For interviews with Nick Robinson & Katherine Langford see here
Simon is in high school. He’s your regular run-of-the-mill guy with better than average looks, the perfect family and friends with supporting roles in Marvel movies.
If this is starting to sound like a big studio movie, it is. What doesn’t sound so much like a major studio flick is that Simon (Nick Robinson) is gay and yet to tell anybody, barring an anonymous digital pen-pal who shares his consternations and fears. Deliberating who and how to tell anyone, a small slip-up means that choice might soon be taken away from him.
Coming out narratives being largely a fixture of independent non-major releases as well as Australia’s own Mardi Gras Film Festival, where Love, Simon originally premiered, it’s refreshing to see a story of this nature with such promise for traction in the multiplexes. Too imbued with the not dissimilar yet distinct coming of age vibes emblematic of the John Hughes triumphs of yesteryear, this character-driven, light-hearted drama, if dealing with serious subjects to the great benefit of the film wisely doesn’t take itself too seriously.
Barr it’s central conundrum, Love, Simon treads the well-worn ground of its predecessors in a high school flick that, like it’s protagonist, is roundly familiar and, quintessential to this end, purposefully and widely relatabe. Simon, consequentially not even the most engaging character in his film, in the hands of Robinson is nonetheless an instantly empathetic figure. The feature rarely identifying idiosyncratic traits for a character with whom we spend almost every scene, his few peculiarities, among them his taste in music, hang ill-explained and are seldomly revisited or the subject of any introspection.

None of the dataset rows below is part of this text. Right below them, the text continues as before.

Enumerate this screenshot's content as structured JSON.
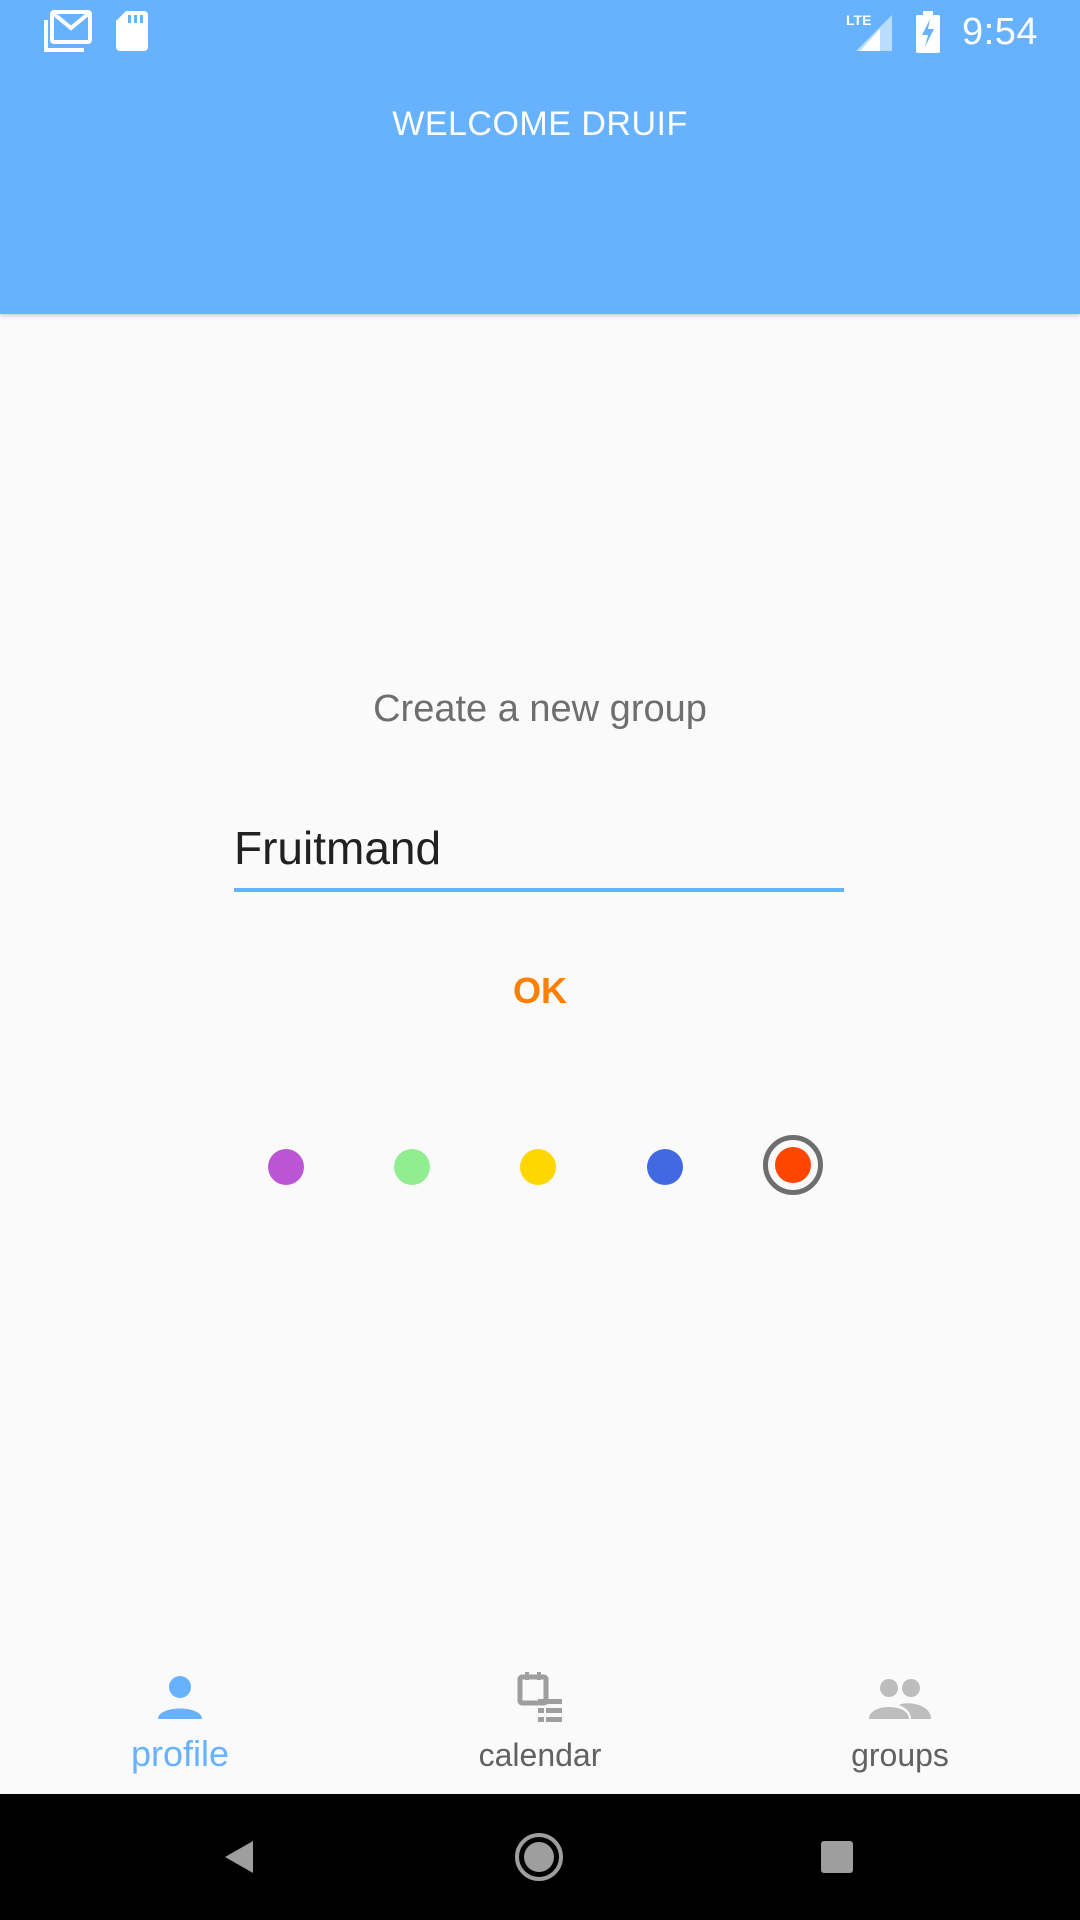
{
  "status_bar": {
    "time": "9:54",
    "network": "LTE",
    "icons": [
      "gmail-icon",
      "sd-card-icon",
      "lte-signal-icon",
      "battery-charging-icon"
    ]
  },
  "header": {
    "title": "WELCOME DRUIF",
    "background_color": "#66B2FF"
  },
  "dialog": {
    "title": "Create a new group",
    "group_name_value": "Fruitmand",
    "ok_label": "OK",
    "ok_color": "#FF7F00",
    "colors": [
      {
        "name": "purple",
        "hex": "#BA55D3",
        "selected": false
      },
      {
        "name": "green",
        "hex": "#90EE90",
        "selected": false
      },
      {
        "name": "yellow",
        "hex": "#FFD700",
        "selected": false
      },
      {
        "name": "blue",
        "hex": "#4169E1",
        "selected": false
      },
      {
        "name": "orange-red",
        "hex": "#FF4500",
        "selected": true
      }
    ]
  },
  "bottom_nav": {
    "active": "profile",
    "active_color": "#66B2FF",
    "items": [
      {
        "key": "profile",
        "label": "profile",
        "icon": "person-icon"
      },
      {
        "key": "calendar",
        "label": "calendar",
        "icon": "calendar-icon"
      },
      {
        "key": "groups",
        "label": "groups",
        "icon": "group-icon"
      }
    ]
  },
  "system_nav": {
    "buttons": [
      "back-icon",
      "home-icon",
      "recents-icon"
    ]
  }
}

By contrast, Australia’s own Katherine Langford of 13 Reasons Why fame, with comparatively shorter screen time and a more defined character, manages to evoke reactions as emotive and memorable as just about anything else. Rising star Alexandra Shipp (Tragedy Girls) is similarly superb, bringing to a life a character at the centre of more than one wretched and unenviable quandary Simon has to face.
Boasting snippets of biting dialogue, blink and you’ll miss Natasha Rothwell as the drama teacher who deftly manages a hearty laugh from almost every line she delivers. Directing the chosen school play, Cabaret, it’s placement in the narrative due to its persisting themes is evidently purposeful, though the presence of this device is never properly explained or addressed, emerging as but one other near obligatory staple that accompanies typical teen dramas. The bland characterisations of the two jacketed jocks, one-dimensional figures when contrasted with almost every other recurring character, is similarly conspicuous in this regard.
Well performed and ultimately moving, Love, Simon nonetheless nails it when it matters and for young and old alike is a flick worth catching.